Planning & Management
The coexistence of multiple conflicting water users is a major challenge to traditional DP-based optimization of reservoir operation, with Direct Policy Search (DPS) emerging as a potential alternative. DPS defines the operating policy within a given functional parameterization, and explores the policy parameters space searching for the best solution with respect to a given set of objectives. The selection of the functional parameterization is crucial as non-optimal choices may restrict the policy search to a decision subspace that does not include the optimal solution.
Many DPS works apply a piecewise-linear policy parameterization, albeit conditioning the release decision on trivial monodimensional state vectors. Nonlinear multi-input multi-output approximating networks provide a more flexible operating policy shape, but require the specification of a topology (e.g., number and layering of nodes and connections) which is crucial to determine the network processing capability and calibration requirements.

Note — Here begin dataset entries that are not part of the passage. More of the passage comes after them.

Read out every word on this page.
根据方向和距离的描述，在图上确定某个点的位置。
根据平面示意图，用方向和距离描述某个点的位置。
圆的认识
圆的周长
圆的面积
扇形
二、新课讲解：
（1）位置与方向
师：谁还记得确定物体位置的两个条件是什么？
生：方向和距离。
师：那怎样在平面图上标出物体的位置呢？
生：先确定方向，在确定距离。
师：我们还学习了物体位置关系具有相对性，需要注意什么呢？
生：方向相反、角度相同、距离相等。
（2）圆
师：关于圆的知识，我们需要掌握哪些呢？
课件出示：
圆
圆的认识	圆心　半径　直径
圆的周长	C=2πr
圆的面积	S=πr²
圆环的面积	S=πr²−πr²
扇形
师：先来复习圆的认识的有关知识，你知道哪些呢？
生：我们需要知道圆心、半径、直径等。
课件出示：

Besides, in multi-objective problems the fitness landscape changes depending on the selected tradeoff and the optimal network topology should be set accordingly.
This work builds on a recent reinforcement learning branch called Neuro-Evolution, which employs Evolutionary Algorithms to generate optimal network topologies. By embedding Neuro-EVOlutionary techniques into the DPS framework (NEVODPS), the policy search problem can be expanded to dynamically and conjunctively searching the parameter and the topology space across the entire Pareto Front. NEVODPS begins with a population of minimally structured networks and progressively builds more sophisticated ones applying topological and parametrical mutation and crossover, and selection of the fittest individuals, until convergence is reached.
We tested the NEVODPS approach on the Lake Como case study, a regulated lake located in Northern Italy, which is operated trading off irrigation supply and flood control. Numerical results show that the Pareto-dynamic structural and parametrical policy search of NEVODPS outperforms the solutions designed via traditional DPS with predefined policy topologies.